The ICU, cycling's world governing body, has already introduced
the blood tests and is expected to continue its program at the
Sydney Olympics. However, ITU president Les McDonald said his
organization had no such plans.
"Patrick [Schamasch] contacted me and said he was sorry
triathlon had somehow been included in sports that were prepared to
do blood tests [at the Olympics] -- it is not true," McDonald said
today in a telephone interview from his office in Vancouver,
British Columbia.
Triathlon will be making its debut as a medal sport at Sydney,
and Triathlon Australia executive director Tim Wilson has backed
blood testing immediately before Olympic races.
However, McDonald said he was opposed to the testing because it
doesn't prove anything. The tests measure an athlete's level of red
blood cells and can be an indication of the use of erythropoietin
(EPO), a banned performance-enhancing hormone for which no reliable
test exists.
If an athlete's red blood cell count is above a certain limit,
the competitor would be ruled ineligible to compete.

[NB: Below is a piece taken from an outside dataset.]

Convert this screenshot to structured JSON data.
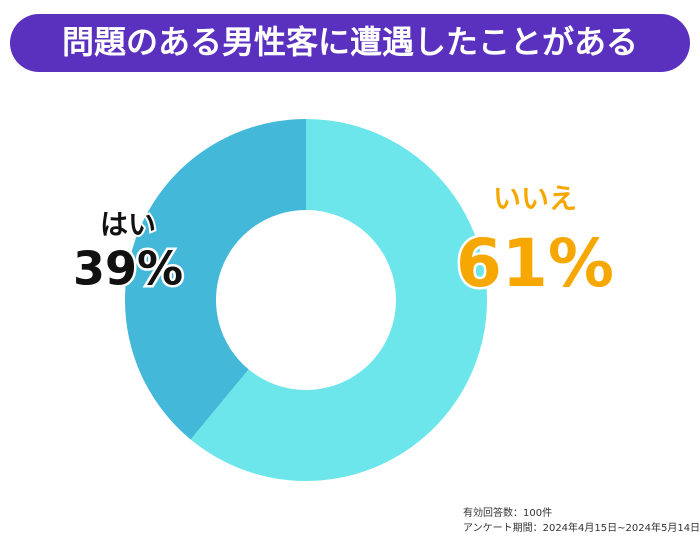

The tests are officially classified as "health checks" by ICU
medical officials and not doping tests, so athletes who fail the
test are not declared guilty of a drug violation.
Such blood tests were carried out before cross-country skiing
and biathlon events at the 1998 Winter Games in Nagano, Japan. They
were conducted by the respective international federations.
Schamasch said the IOC's rules allow for a sport's federation
only to carry out drug tests at the games. But he said the IOC
could eventually consider implementing its own pre-competition
blood tests if the system proves effective.